If it is a node specific allocation for this “hstate”, we should not
do old path(bellow code)
allocation whether the node specific allocation is successful or not.
> >
> >       if (!hstate_is_gigantic(h)) {
> >               /*
> > @@ -2867,11 +2952,7 @@ static void __init hugetlb_hstate_alloc_pages(struct hstate *h)
> >
> >       for (i = 0; i < h->max_huge_pages; ++i) {
> >               if (hstate_is_gigantic(h)) {
> > -                     if (hugetlb_cma_size) {
> > -                             pr_warn_once("HugeTLB: hugetlb_cma is enabled, skip boot time allocation\n");
> > -                             goto free;
> > -                     }
> > -                     if (!alloc_bootmem_huge_page(h))
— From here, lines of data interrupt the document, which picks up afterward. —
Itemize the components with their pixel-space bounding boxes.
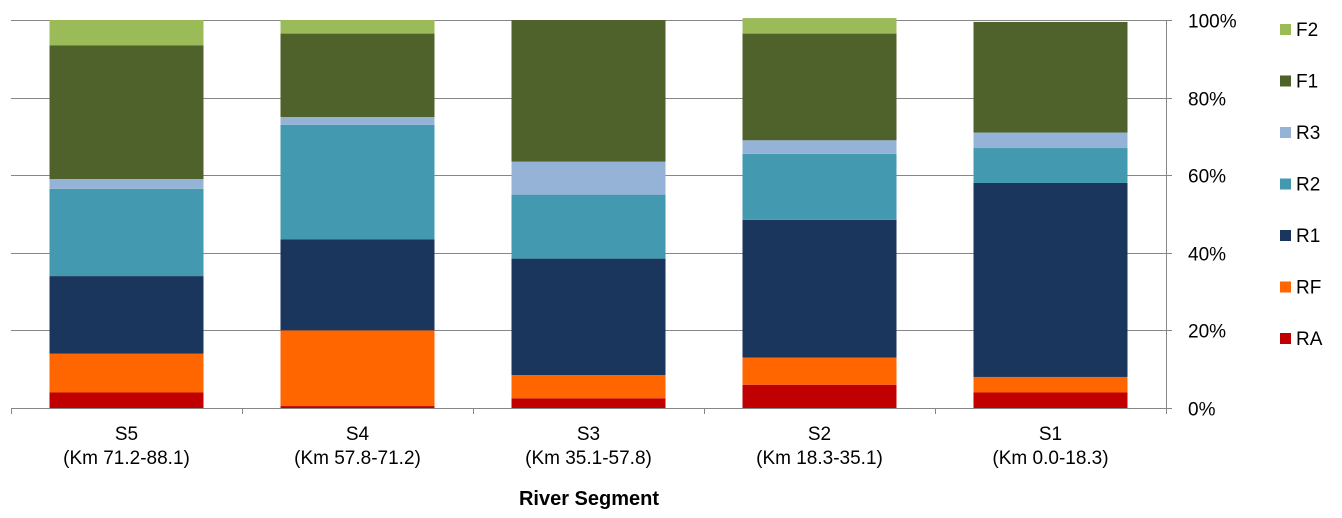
legend-swatch-rf bbox=[1280, 281, 1291, 293]
x-axis-title: River Segment bbox=[519, 488, 659, 510]
legend-swatch-f2 bbox=[1280, 24, 1291, 35]
bar-segment-r2 bbox=[742, 153, 897, 220]
axes: 0% 20% 40% 60% 80% 100% S5 (Km 71.2-88.1) S4 (Km … bbox=[11, 12, 1237, 469]
legend-label-ra: RA bbox=[1296, 329, 1323, 350]
bar-segment-f1 bbox=[742, 33, 897, 141]
x-tick-label: (Km 57.8-71.2) bbox=[294, 448, 421, 469]
x-tick-label: S1 bbox=[1039, 424, 1062, 445]
bar-segment-ra bbox=[49, 392, 204, 408]
bar-segment-r2 bbox=[49, 188, 204, 277]
bar-segment-ra bbox=[973, 392, 1128, 408]
bar-segment-r1 bbox=[280, 239, 435, 331]
bar-segment-r3 bbox=[280, 117, 435, 125]
y-tick-label: 60% bbox=[1188, 167, 1226, 188]
bar-segment-ra bbox=[511, 398, 666, 408]
legend-label-r1: R1 bbox=[1296, 226, 1320, 247]
bar-segment-rf bbox=[973, 376, 1128, 393]
bar-segment-rf bbox=[49, 353, 204, 393]
y-tick-label: 100% bbox=[1188, 12, 1237, 33]
bar-segment-f2 bbox=[742, 18, 897, 34]
bar-segment-r1 bbox=[973, 182, 1128, 377]
bar-segment-f2 bbox=[280, 20, 435, 34]
x-tick-label: S5 bbox=[115, 424, 138, 445]
y-tick-label: 80% bbox=[1188, 90, 1226, 111]
bar-segment-f1 bbox=[280, 33, 435, 117]
bar-segment-r3 bbox=[973, 132, 1128, 149]
bar-segment-r1 bbox=[49, 276, 204, 354]
legend-swatch-r1 bbox=[1280, 230, 1291, 241]
bar-segment-ra bbox=[280, 406, 435, 408]
bar-segment-f1 bbox=[973, 21, 1128, 133]
bar-segment-ra bbox=[742, 384, 897, 408]
bar-segment-f1 bbox=[511, 20, 666, 162]
x-tick-label: (Km 18.3-35.1) bbox=[756, 448, 883, 469]
legend-label-rf: RF bbox=[1296, 278, 1321, 299]
legend: F2 F1 R3 R2 R1 RF RA bbox=[1280, 20, 1323, 350]
bar-segment-f2 bbox=[49, 20, 204, 46]
y-tick-label: 0% bbox=[1188, 400, 1216, 421]
x-tick-label: S3 bbox=[577, 424, 600, 445]
legend-label-f2: F2 bbox=[1296, 20, 1318, 41]
legend-label-r3: R3 bbox=[1296, 123, 1320, 144]
x-tick-label: (Km 71.2-88.1) bbox=[63, 448, 190, 469]
bar-segment-rf bbox=[280, 330, 435, 407]
bar-segment-rf bbox=[511, 375, 666, 399]
legend-swatch-r3 bbox=[1280, 127, 1291, 138]
x-tick-label: (Km 35.1-57.8) bbox=[525, 448, 652, 469]
bar-segment-r2 bbox=[511, 194, 666, 259]
bar-segment-rf bbox=[742, 357, 897, 385]
bar-segment-r2 bbox=[280, 124, 435, 240]
legend-swatch-ra bbox=[1280, 333, 1291, 344]
bar-segment-r2 bbox=[973, 148, 1128, 183]
legend-label-f1: F1 bbox=[1296, 72, 1318, 93]
bar-segment-r1 bbox=[742, 219, 897, 358]
x-tick-label: S2 bbox=[808, 424, 831, 445]
x-tick-label: (Km 0.0-18.3) bbox=[992, 448, 1108, 469]
legend-swatch-f1 bbox=[1280, 75, 1291, 87]
x-tick-label: S4 bbox=[346, 424, 370, 445]
legend-swatch-r2 bbox=[1280, 178, 1291, 190]
y-tick-label: 40% bbox=[1188, 245, 1226, 266]
bar-segment-r3 bbox=[511, 161, 666, 195]
bar-segment-r1 bbox=[511, 258, 666, 376]
bars bbox=[49, 18, 1128, 408]
bar-segment-r3 bbox=[49, 179, 204, 189]
bar-segment-r3 bbox=[742, 140, 897, 154]
legend-label-r2: R2 bbox=[1296, 175, 1320, 196]
bar-segment-f1 bbox=[49, 45, 204, 180]
y-tick-label: 20% bbox=[1188, 322, 1226, 343]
> > +                     if (!alloc_bootmem_huge_page(h, NUMA_NO_NODE))
> >                               break;
> >               } else if (!alloc_pool_huge_page(h,
> >                                        &node_states[N_MEMORY],
> > @@ -2887,7 +2968,6 @@ static void __init hugetlb_hstate_alloc_pages(struct hstate *h)
> >                       h->max_huge_pages, buf, i);
> >               h->max_huge_pages = i;
> >       }
> > -free:
> >       kfree(node_alloc_noretry);
> >  }
> >
>
> --
> Sincerely yours,
> Mike.